Is there a smart way to use the compare function for loo estimates when there are many models to be compared (in my case 25 or so)? I can store the loo lists for each model i as e.g. LOOlist[[i]], but I can’t find any other way to compare them all than writing compare(LOOlist[[1]], LOOlist[[2]],…,LOOlist[[25]]). Has anyone come up with something neater?

do.call(compare, args = LOOlist) might work but the whole idea of comparing manyish models by ELPD is suspect because the bias gets largish.

do.call doesn’t seem to work, unfortunately.
But the notion that loo might be inappropriate when comparing multiple models is a larger issue. Why is that, and what would you suggest using instead? Is WAIC (or even DIC) more appropriate?

Those are less appropriate but all of them are asymptotic and the rates at which they converge are slower when there are more models to compare.

Thanks Ben
Much of the details behind LOO is new to me, so I apologize for the noobish questions.
When you say the bias gets largish, is there a general expectation in which direction this bias is expected to lean? Favor more complex models? Or simpler?

I don’t know but @avehtari might.

See Piironen and Vehtari (2017). Comparison of Bayesian predictive methods for model selection. Statistics and Computing, 27(3):711-735. doi:10.1007/s11222-016-9649-y.
some of the relevant points are also discussed in a tutorial video, which might clarify some of the basics more easily than that paper.

Whether 25 models is too much depends on the ratio of number of observations and the number of parameters, and how noisy the data is. If there are many models which are close in performance with the best model, then any number of models is too much.

No, they have similar behavior but are slightly worse. See the same paper and video.

Thanks Aki. That’s a great video presentation.
Is there any way to assess when ELPD (or LOOIC) are too close to draw any conclusions?
My specific problem involves nested models, and I understood from your presentation that you think it’s better to use the more complex model for prediction if two models are close together. Is that correct? And what’s the reasoning behind that?

compare reports elpd_diff and diff_se, which give some assessment, but diff_se may be underestimated and normal approximation for the difference is also likely to be wrong when the models have similar predictions. However it is telling something useful as the elpd_diff and diff_se used in model averaging are useful Yao, Vehtari, Simpson, and Gelman (2018). Using stacking to average Bayesian predictive distributions (with discussion). In Bayesian Analysis, 13(3):917-1003.
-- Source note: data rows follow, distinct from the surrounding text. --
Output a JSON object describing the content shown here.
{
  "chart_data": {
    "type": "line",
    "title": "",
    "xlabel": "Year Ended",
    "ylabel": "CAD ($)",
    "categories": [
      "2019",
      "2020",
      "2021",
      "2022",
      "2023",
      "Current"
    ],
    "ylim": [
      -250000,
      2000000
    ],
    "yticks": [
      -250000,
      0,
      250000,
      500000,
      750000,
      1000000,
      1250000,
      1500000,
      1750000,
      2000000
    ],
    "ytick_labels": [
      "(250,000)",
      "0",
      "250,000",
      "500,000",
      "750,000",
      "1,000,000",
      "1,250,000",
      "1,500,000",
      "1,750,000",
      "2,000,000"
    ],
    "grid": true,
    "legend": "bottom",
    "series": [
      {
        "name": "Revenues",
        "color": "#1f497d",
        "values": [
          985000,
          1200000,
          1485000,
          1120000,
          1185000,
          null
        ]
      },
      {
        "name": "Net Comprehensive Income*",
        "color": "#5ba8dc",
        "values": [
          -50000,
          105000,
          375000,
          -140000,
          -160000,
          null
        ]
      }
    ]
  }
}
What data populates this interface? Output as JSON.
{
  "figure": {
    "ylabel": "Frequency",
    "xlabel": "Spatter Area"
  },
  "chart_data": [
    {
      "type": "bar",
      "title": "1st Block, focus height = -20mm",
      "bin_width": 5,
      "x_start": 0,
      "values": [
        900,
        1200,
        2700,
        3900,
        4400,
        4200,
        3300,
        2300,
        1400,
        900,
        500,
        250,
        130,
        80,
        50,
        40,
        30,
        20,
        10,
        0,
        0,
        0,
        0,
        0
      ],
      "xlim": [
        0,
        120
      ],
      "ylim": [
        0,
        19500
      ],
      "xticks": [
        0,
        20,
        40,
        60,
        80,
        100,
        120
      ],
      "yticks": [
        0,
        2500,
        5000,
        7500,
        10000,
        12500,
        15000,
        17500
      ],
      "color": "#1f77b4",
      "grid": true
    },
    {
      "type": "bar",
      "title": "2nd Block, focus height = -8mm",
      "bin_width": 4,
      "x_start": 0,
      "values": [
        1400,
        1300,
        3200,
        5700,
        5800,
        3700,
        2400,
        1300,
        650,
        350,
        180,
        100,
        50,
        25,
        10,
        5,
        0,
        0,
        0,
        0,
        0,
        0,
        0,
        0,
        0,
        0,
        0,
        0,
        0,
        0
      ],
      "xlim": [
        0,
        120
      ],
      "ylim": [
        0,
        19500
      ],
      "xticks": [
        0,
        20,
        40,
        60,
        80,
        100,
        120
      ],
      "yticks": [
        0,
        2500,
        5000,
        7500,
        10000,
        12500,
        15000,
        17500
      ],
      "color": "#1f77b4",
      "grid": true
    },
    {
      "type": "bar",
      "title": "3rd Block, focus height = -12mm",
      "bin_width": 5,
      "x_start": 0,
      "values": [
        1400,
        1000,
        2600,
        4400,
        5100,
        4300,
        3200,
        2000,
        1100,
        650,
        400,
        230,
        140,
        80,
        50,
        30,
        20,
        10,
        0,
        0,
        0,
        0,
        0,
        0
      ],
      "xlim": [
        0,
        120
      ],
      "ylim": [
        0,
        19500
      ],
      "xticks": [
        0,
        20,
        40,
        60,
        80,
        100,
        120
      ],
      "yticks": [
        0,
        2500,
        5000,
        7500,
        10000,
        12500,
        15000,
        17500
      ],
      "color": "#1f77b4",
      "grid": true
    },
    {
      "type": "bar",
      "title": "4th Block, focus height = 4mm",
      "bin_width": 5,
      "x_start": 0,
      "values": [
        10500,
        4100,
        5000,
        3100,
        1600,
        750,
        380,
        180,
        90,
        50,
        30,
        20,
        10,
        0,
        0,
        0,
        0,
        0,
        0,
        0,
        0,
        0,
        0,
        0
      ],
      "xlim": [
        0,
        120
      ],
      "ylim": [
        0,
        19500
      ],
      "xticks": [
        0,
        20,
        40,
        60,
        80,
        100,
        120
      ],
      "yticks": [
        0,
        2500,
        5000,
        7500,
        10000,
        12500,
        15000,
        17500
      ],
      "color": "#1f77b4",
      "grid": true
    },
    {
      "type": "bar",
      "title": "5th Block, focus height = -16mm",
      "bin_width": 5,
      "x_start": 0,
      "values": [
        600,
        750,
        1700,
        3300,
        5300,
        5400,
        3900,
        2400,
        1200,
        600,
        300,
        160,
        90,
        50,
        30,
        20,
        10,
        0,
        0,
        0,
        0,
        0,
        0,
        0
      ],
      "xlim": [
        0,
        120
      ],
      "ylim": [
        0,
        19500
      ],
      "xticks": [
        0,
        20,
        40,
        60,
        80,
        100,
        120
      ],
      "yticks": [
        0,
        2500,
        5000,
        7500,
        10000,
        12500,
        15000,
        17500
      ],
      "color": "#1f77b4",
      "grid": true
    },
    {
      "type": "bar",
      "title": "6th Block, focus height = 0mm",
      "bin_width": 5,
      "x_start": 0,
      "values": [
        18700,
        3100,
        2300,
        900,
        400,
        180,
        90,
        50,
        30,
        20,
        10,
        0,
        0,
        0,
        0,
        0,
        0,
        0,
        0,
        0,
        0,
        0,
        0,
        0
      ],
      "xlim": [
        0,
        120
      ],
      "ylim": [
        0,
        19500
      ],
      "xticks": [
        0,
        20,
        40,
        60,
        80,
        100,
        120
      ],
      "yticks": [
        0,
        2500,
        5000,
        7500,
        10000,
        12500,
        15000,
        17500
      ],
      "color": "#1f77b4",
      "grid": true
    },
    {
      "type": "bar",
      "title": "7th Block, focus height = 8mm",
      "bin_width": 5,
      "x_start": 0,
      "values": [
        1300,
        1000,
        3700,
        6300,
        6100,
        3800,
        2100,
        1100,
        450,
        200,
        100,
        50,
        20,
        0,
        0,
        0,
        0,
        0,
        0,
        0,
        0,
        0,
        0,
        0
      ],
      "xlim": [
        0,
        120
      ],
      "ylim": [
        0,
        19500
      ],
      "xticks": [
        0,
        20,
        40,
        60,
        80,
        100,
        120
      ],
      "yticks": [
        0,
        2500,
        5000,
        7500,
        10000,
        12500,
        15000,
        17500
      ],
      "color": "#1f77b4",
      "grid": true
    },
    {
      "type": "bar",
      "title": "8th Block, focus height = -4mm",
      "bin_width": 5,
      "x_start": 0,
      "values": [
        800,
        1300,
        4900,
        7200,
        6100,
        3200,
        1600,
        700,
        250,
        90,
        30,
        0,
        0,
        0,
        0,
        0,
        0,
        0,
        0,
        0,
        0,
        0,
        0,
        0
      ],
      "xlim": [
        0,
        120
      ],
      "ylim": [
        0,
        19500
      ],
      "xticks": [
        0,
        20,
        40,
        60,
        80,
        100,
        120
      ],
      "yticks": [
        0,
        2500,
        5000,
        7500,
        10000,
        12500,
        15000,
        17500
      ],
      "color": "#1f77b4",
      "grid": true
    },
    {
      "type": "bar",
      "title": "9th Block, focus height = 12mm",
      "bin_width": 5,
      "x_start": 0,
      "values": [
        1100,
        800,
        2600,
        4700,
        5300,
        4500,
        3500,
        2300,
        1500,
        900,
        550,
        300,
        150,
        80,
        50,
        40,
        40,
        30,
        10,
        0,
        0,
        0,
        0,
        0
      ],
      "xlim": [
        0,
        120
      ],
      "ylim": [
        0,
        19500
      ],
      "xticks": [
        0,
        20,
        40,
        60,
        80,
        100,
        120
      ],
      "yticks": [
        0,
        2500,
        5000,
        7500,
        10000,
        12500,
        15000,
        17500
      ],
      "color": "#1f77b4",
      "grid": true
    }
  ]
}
The more complex model includes the smaller model and the uncertainty which model is better is included in the posterior of the more complex model. Bayes theory says that if there is uncertainty you should integrate over it instead of fixing it 0. Only if the more complex model would so much worse that in that integration it would have 0 probability then it could be ignored. To find out which is the smallest model which can provide similar predictions as the most complex model is a different decision task discussed also in that video.

Have you tried just compare(x=LOOlist)? You need to explicitly put the named argument x because it appears after the .... (Model comparison (deprecated, old version) — compare • loo)

Even better, if you can install loo 2.1.0 (just released so CRAN is still building binaries but you can install from source) then you can use the new loo_compare(), which is a better version of compare(),

comparison <- loo_compare(LOOlist)
print(comparison)
colnames(comparison) 

Yikes. compare(x=LOOlist) worked just fine! Embarrassing…

Thanks Aki. I think I just misinterpreted your point in the video as an argument for using only the more complex model because uncertainty regarding all parameters are included in those predictions. But re-watching I see that’s not what you’re saying. Your point about integrating over the uncertainty by including weighted predictions from both (or more) models makes perfect sense. Thanks. And again, great video.